Долго я не понимала этого направления моего мужа, и на этой почве у нас, случалось, возникали недоразумения.
Николай Александрович, где бы ни был и чем бы ни занимался, имел мысль, «погруженную в Бога»; он весь горел любовью к Богу, к Божией Матери и к святым угодникам Его.
Он часто уезжал по святым местам и имел большое знакомство с подвижниками того времени, которых было немало.
Случалось, что и я сопутствовала ему в этих посещениях святых мест.
Мы бывали в Воронеже у архиепископа Антония (этого, по выражению преподобного Серафима, — великого архиерея Божия); он имел великий дар прозорливости и большую духовную любовь к моему мужу.
Однажды по приезде в Воронеж по некоторым причинам я решила отложить причащение Святых Таин, тем более, что мы должны были скоро уехать, но Николай Александрович просил меня идти с ним к Преосвященному спросить его об этом.
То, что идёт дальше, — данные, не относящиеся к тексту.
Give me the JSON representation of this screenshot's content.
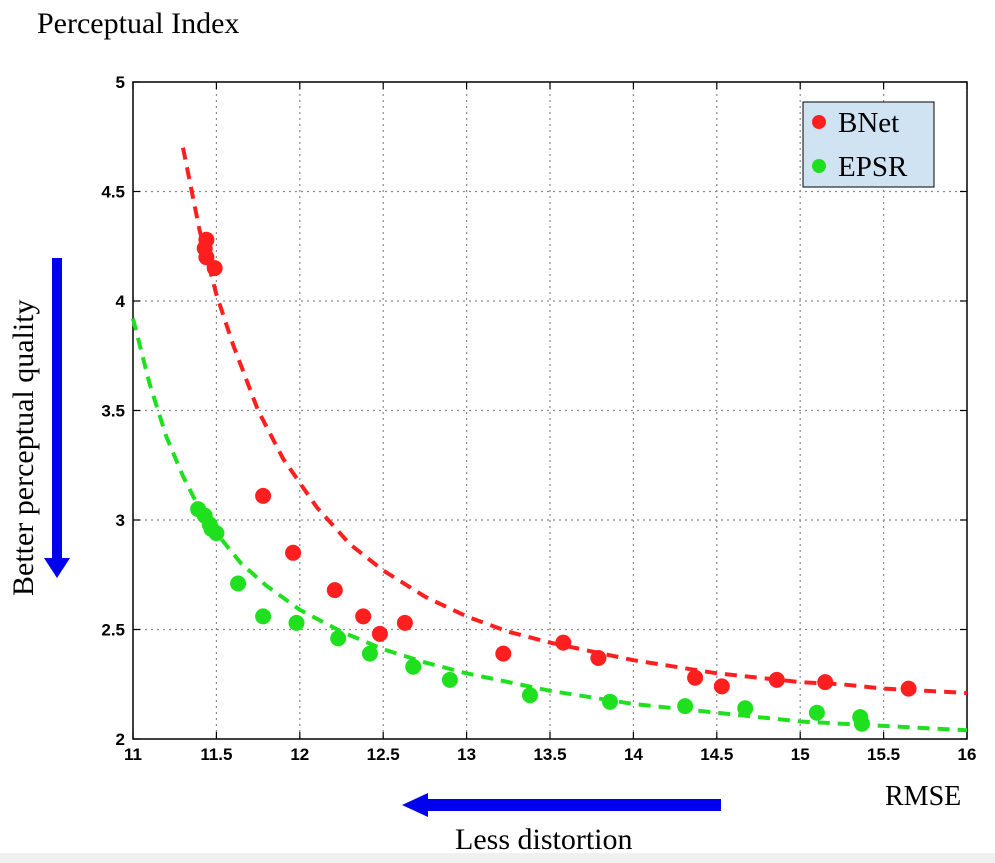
{
  "chart_data": {
    "type": "scatter",
    "title": "Perceptual Index",
    "xlabel": "RMSE",
    "ylabel": "Perceptual Index",
    "xlim": [
      11,
      16
    ],
    "ylim": [
      2,
      5
    ],
    "xticks": [
      "11",
      "11.5",
      "12",
      "12.5",
      "13",
      "13.5",
      "14",
      "14.5",
      "15",
      "15.5",
      "16"
    ],
    "yticks": [
      "2",
      "2.5",
      "3",
      "3.5",
      "4",
      "4.5",
      "5"
    ],
    "grid": true,
    "legend_position": "top-right",
    "series": [
      {
        "name": "BNet",
        "color": "#ff1f1f",
        "points": [
          [
            11.44,
            4.28
          ],
          [
            11.43,
            4.24
          ],
          [
            11.44,
            4.2
          ],
          [
            11.49,
            4.15
          ],
          [
            11.78,
            3.11
          ],
          [
            11.96,
            2.85
          ],
          [
            12.21,
            2.68
          ],
          [
            12.38,
            2.56
          ],
          [
            12.48,
            2.48
          ],
          [
            12.63,
            2.53
          ],
          [
            13.22,
            2.39
          ],
          [
            13.58,
            2.44
          ],
          [
            13.79,
            2.37
          ],
          [
            14.37,
            2.28
          ],
          [
            14.53,
            2.24
          ],
          [
            14.86,
            2.27
          ],
          [
            15.15,
            2.26
          ],
          [
            15.65,
            2.23
          ]
        ],
        "fit_curve": [
          [
            11.3,
            4.7
          ],
          [
            11.4,
            4.32
          ],
          [
            11.5,
            4.03
          ],
          [
            11.6,
            3.8
          ],
          [
            11.75,
            3.5
          ],
          [
            11.9,
            3.28
          ],
          [
            12.1,
            3.06
          ],
          [
            12.3,
            2.89
          ],
          [
            12.5,
            2.77
          ],
          [
            12.75,
            2.65
          ],
          [
            13.0,
            2.56
          ],
          [
            13.25,
            2.49
          ],
          [
            13.5,
            2.44
          ],
          [
            13.75,
            2.4
          ],
          [
            14.0,
            2.36
          ],
          [
            14.25,
            2.33
          ],
          [
            14.5,
            2.3
          ],
          [
            14.75,
            2.28
          ],
          [
            15.0,
            2.26
          ],
          [
            15.25,
            2.25
          ],
          [
            15.5,
            2.23
          ],
          [
            15.75,
            2.22
          ],
          [
            16.0,
            2.21
          ]
        ]
      },
      {
        "name": "EPSR",
        "color": "#1fe01f",
        "points": [
          [
            11.39,
            3.05
          ],
          [
            11.43,
            3.02
          ],
          [
            11.46,
            2.98
          ],
          [
            11.47,
            2.96
          ],
          [
            11.5,
            2.94
          ],
          [
            11.63,
            2.71
          ],
          [
            11.78,
            2.56
          ],
          [
            11.98,
            2.53
          ],
          [
            12.23,
            2.46
          ],
          [
            12.42,
            2.39
          ],
          [
            12.68,
            2.33
          ],
          [
            12.9,
            2.27
          ],
          [
            13.38,
            2.2
          ],
          [
            13.86,
            2.17
          ],
          [
            14.31,
            2.15
          ],
          [
            14.67,
            2.14
          ],
          [
            15.1,
            2.12
          ],
          [
            15.36,
            2.1
          ],
          [
            15.37,
            2.07
          ]
        ],
        "fit_curve": [
          [
            11.0,
            3.92
          ],
          [
            11.1,
            3.62
          ],
          [
            11.2,
            3.38
          ],
          [
            11.3,
            3.2
          ],
          [
            11.4,
            3.05
          ],
          [
            11.5,
            2.94
          ],
          [
            11.65,
            2.8
          ],
          [
            11.8,
            2.7
          ],
          [
            12.0,
            2.59
          ],
          [
            12.25,
            2.49
          ],
          [
            12.5,
            2.41
          ],
          [
            12.75,
            2.35
          ],
          [
            13.0,
            2.3
          ],
          [
            13.25,
            2.26
          ],
          [
            13.5,
            2.22
          ],
          [
            13.75,
            2.19
          ],
          [
            14.0,
            2.16
          ],
          [
            14.25,
            2.14
          ],
          [
            14.5,
            2.12
          ],
          [
            14.75,
            2.1
          ],
          [
            15.0,
            2.08
          ],
          [
            15.25,
            2.07
          ],
          [
            15.5,
            2.06
          ],
          [
            15.75,
            2.05
          ],
          [
            16.0,
            2.04
          ]
        ]
      }
    ],
    "annotations": {
      "vertical_arrow_label": "Better perceptual quality",
      "horizontal_arrow_label": "Less distortion",
      "arrow_color": "#0000ee"
    }
  }
}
Не успели мы взойти к нему, как он, благословив нас, обращаясь ко мне, сказал на мою мысль:
— Во время путешествия, матушка, никак и ни по каким причинам не оставляйте приступать к Святым Тайнам. Я нахожу в случившемся с Вами действие врага нашего спасения.
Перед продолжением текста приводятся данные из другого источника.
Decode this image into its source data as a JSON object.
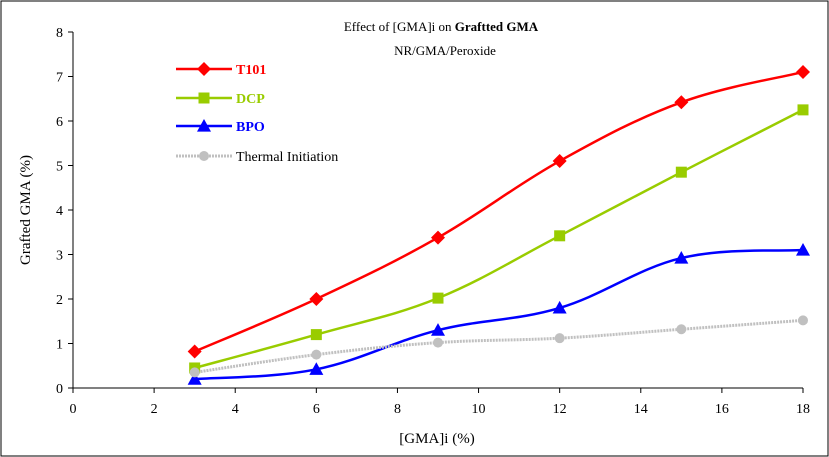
{
  "chart_data": {
    "type": "line",
    "title_plain": "Effect of [GMA]i on ",
    "title_bold": "Graftted GMA",
    "subtitle": "NR/GMA/Peroxide",
    "xlabel": "[GMA]i (%)",
    "ylabel": "Grafted GMA (%)",
    "xlim": [
      0,
      18
    ],
    "ylim": [
      0,
      8
    ],
    "xticks": [
      "0",
      "2",
      "4",
      "6",
      "8",
      "10",
      "12",
      "14",
      "16",
      "18"
    ],
    "yticks": [
      "0",
      "1",
      "2",
      "3",
      "4",
      "5",
      "6",
      "7",
      "8"
    ],
    "x": [
      3,
      6,
      9,
      12,
      15,
      18
    ],
    "grid": false,
    "legend_position": "top-left",
    "series": [
      {
        "name": "T101",
        "values": [
          0.82,
          2.0,
          3.38,
          5.1,
          6.42,
          7.1
        ],
        "color": "#ff0000",
        "marker": "diamond",
        "label_color": "#ff0000"
      },
      {
        "name": "DCP",
        "values": [
          0.45,
          1.2,
          2.02,
          3.42,
          4.85,
          6.25
        ],
        "color": "#99cc00",
        "marker": "square",
        "label_color": "#99cc00"
      },
      {
        "name": "BPO",
        "values": [
          0.2,
          0.42,
          1.3,
          1.8,
          2.92,
          3.1
        ],
        "color": "#0000ff",
        "marker": "triangle",
        "label_color": "#0000ff"
      },
      {
        "name": "Thermal Initiation",
        "values": [
          0.35,
          0.75,
          1.02,
          1.12,
          1.32,
          1.52
        ],
        "color": "#c0c0c0",
        "marker": "circle",
        "label_color": "#000000"
      }
    ]
  }
}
Часто мы бывали в Задонске, где архимандритом был духовный друг моего мужа, отец Зосима. Первый раз увидала я его, по приезде в Задонск, в церкви. Вижу, входит довольно молодой монах и кладет множество земных поклонов пред святыми иконами, и я подумала: «Вот какой еще молодой довольно, а уже какие имеет подвиги».
По окончании службы Николай Александрович пошел со мной на чай к отцу архимандриту, и я очень удивилась, узнав в нем монаха, которого я видела в церкви.
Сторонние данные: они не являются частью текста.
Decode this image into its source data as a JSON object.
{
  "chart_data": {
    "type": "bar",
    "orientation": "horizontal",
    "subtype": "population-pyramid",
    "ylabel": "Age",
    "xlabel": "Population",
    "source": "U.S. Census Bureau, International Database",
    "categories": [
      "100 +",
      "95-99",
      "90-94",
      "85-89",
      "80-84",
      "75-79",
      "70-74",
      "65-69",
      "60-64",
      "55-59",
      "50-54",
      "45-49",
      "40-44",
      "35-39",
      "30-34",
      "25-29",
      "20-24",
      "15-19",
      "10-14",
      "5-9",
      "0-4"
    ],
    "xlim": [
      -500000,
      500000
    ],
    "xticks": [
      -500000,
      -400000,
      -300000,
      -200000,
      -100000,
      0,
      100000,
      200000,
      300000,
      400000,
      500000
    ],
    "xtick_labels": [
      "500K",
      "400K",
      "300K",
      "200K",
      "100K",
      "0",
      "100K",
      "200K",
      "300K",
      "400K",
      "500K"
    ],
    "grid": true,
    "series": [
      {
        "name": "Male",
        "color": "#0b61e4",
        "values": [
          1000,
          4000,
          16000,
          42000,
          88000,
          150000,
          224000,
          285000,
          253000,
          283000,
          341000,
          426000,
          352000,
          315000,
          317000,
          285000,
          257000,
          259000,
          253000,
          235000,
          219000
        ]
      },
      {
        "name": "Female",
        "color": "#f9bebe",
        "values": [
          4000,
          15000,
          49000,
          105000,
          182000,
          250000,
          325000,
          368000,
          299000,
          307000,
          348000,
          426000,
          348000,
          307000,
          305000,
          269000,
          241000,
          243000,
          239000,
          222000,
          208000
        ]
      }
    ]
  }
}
За чаем, обращаясь ко мне, отец Зосима вдруг говорит:
— Вот, матушка, иные думают, что я еще молод, да уж и большой подвижник, только это все неверно, и мне скоро 50 лет.
Бывали мы у известного подвижника Парфения Киевского; знали Игнатия Брянчанинова, Феофана, епископа Тамбовского, впоследствии Затворника Вышенского, и много-много кого знал и у кого бывал Николай Александрович.
Но большинство этих поездок Николай Александрович совершал один: хозяйство и семья задерживали меня дома. Случалось, что Николай Александрович задерживался очень долго, и я начинала беспокоиться его отсутствием. Раз, помню, целый месяц я не имела о нем известия из Воронежа. В великой печали поехала я в один монастырь, где была затворница, именем Маргарита, чтобы иметь от нее духовную поддержку и утешение. Вхожу к ней в келлию и вдруг из-за перегородки, где она постоянно и пребывала, слышу она кричит мне:
— Не скорби, не скорби! Сегодня муж твой дома будет!
Действительно, вечером Николай Александрович возвратился домой.
Великие рабы Божии и великие архиереи были в то время!
В Симбирске был епископ Е. (Преосвященный Евгений (Сахаров-Платонов), епископ Симбирский и Сызранский в 1858–1874 гг.). Часто случались в городе пожары, и жители очень волновались, боясь большого пожара, так как постройки были деревянные. Епископ Е. говорил:
— Не беспокойтесь: большого пожара, пока я жив, не будет, а вот умру — великий будет пожар.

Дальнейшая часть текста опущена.